Respostas ao Comentarista

1. Certamente, a Interleucina - 1 ß é classicamente conhecida como mediador inflamatório, que leva à proliferação celular. Por outro lado, sabe-se que as citocinas têm múltiplas ações. Nesse contexto, a Interleucina-1 ß também vem sendo citada como um fator apoptótico em células vasculares [1]. Conforme discutido no trabalho, o processo de arterialização dos enxertos venosos ocorre em duas etapas, a saber: a primeira, onde é observado processo apoptótico com perda da densidade celular, e a segunda etapa corresponderia ao processo proliferativo, que acontece em resposta à primeira etapa. Provavelmente, essa veia descelularizada já na etapa inicial torna-se vulnerável, podendo degenerar-se nos próximos meses ou anos. Em nosso estudo prévio, foi observado que a Interleucina - 1 ß está aumentada na veia safena após 24 horas de cultivo em condição hemodinâmica arterial; além disto, foi verificada a presença de apoptose, como já tem sido bem demonstrado na literatura. O fato do tratamento das células musculares lisas de veia safena com Interleucina - 1 ß ter levado à diminuição da proliferação celular sugere que a Interleucina - 1 ß pode estar participando diretamente no processo degenerativo inicial dos enxertos de veia safena. Sabe-se que a prevenção da apoptose inicial, observada nos enxertos venosos em leito arterial, leva à regressão da hiperplasia observada mais tardiamente [2]. A nossa hipótese é de que, caso a Interleucina - 1 ß esteja participando diretamente do processo apoptótico, a sua inibição poderá prevenir o processo de hiperplasia subseqüente, já que esta é conseqüência da etapa anterior. O trabalho de Faries et al. (referência 5 de nosso trabalho), utilizado como exemplo pelo revisor, reforça esta nossa proposta. Estes autores demonstraram que a Interleucina - 1 ß está aumentada logo após os primeiros dias de enxerto e a hiperplasia é um evento mais tardio, com pico observado após duas semanas. Assim, o nosso objetivo foi testar diretamente essa hipótese, verificando se existe relação entre o aumento da Interleucina - 1 ß e o evento apoptótico. Sendo esta hipótese verdadeira, a inibição da Interleucina - 1 ß nas veias safenas, previamente ao processo de revascularização do miocárdio, pode ser uma importante intervenção para elevar a patência desses enxertos.
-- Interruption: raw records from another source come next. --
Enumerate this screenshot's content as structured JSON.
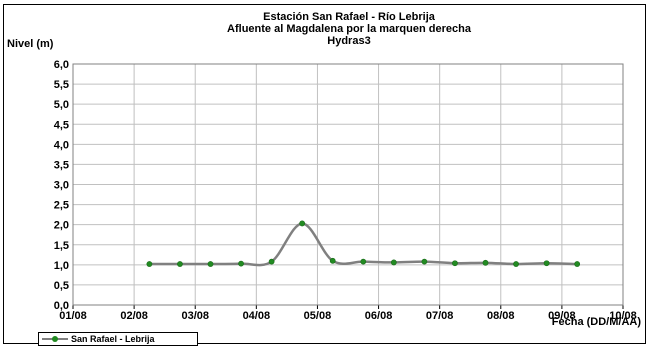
{
  "chart_data": {
    "type": "line",
    "title_lines": [
      "Estación San Rafael - Río Lebrija",
      "Afluente al Magdalena por la marquen derecha",
      "Hydras3"
    ],
    "ylabel": "Nivel (m)",
    "xlabel": "Fecha (DD/M/AA)",
    "ylim": [
      0,
      6
    ],
    "yticks": [
      "6,0",
      "5,5",
      "5,0",
      "4,5",
      "4,0",
      "3,5",
      "3,0",
      "2,5",
      "2,0",
      "1,5",
      "1,0",
      "0,5",
      "0,0"
    ],
    "xlim": [
      0,
      9
    ],
    "xticks": [
      "01/08",
      "02/08",
      "03/08",
      "04/08",
      "05/08",
      "06/08",
      "07/08",
      "08/08",
      "09/08",
      "10/08"
    ],
    "grid": true,
    "legend_position": "bottom-left",
    "series": [
      {
        "name": "San Rafael - Lebrija",
        "color": "#808080",
        "marker_color": "#228b22",
        "x": [
          1.25,
          1.75,
          2.25,
          2.75,
          3.25,
          3.75,
          4.25,
          4.75,
          5.25,
          5.75,
          6.25,
          6.75,
          7.25,
          7.75,
          8.25
        ],
        "y": [
          1.02,
          1.02,
          1.02,
          1.03,
          1.08,
          2.03,
          1.1,
          1.08,
          1.06,
          1.08,
          1.04,
          1.05,
          1.02,
          1.04,
          1.02
        ]
      }
    ]
  }
}
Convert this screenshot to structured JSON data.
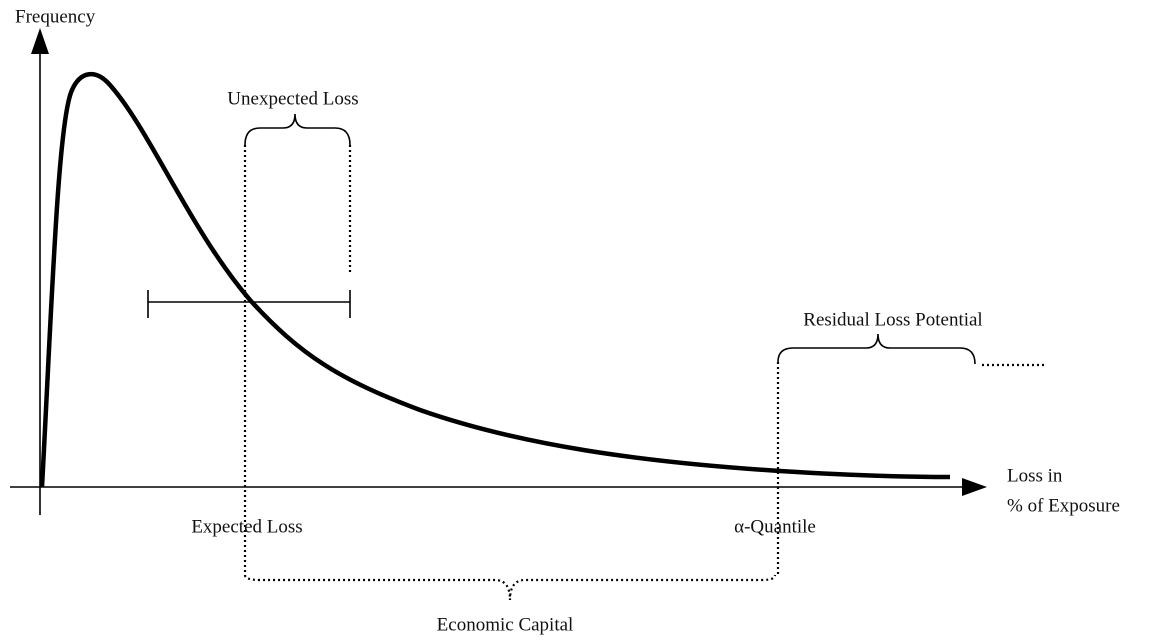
{
  "axes": {
    "y_label": "Frequency",
    "x_label_line1": "Loss in",
    "x_label_line2": "% of Exposure"
  },
  "labels": {
    "unexpected_loss": "Unexpected Loss",
    "residual_loss_potential": "Residual Loss Potential",
    "expected_loss": "Expected Loss",
    "alpha_quantile": "α-Quantile",
    "economic_capital": "Economic Capital"
  }
}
2. Como o Comentarista bem colocou, a análise estatística aplicada no nosso estudo é recomendada para comparação de médias de três ou mais grupos. Em nosso estudo estão sendo comparados médias e desvios padrões de seis experimentos, entre cinco grupos. Os dados estão apresentados em porcentagem porque os valores de incorparação de [H3] timidina foram normalizados em relação aos valores obtidos nas células controle (sem tratamento com Interleucina - 1 ß). Desta maneira, os dados são contínuos e possuem uma distribuição gaussiana.

REFERÊNCIAS BIBLIOGRÁFICAS

1. Geng YJ, Wu Q, Muszynski M, Hansson GK, Libby P. Apoptosis of vascular smooth muscle cells induced by in vitro stimulation with interferon-gamma, tumor necrosis factor-alpha, and interleukin-1 beta. Arterioscler Thromb Vasc Biol. 1996;16(1):19-27.

2. Moore MM, Goldman J, Patel AR, Chien S, Liu SQ. Role of tensile stress and strain in the induction of cell death in experimental vein grafts. J Biomech. 2001;34(3):289-97.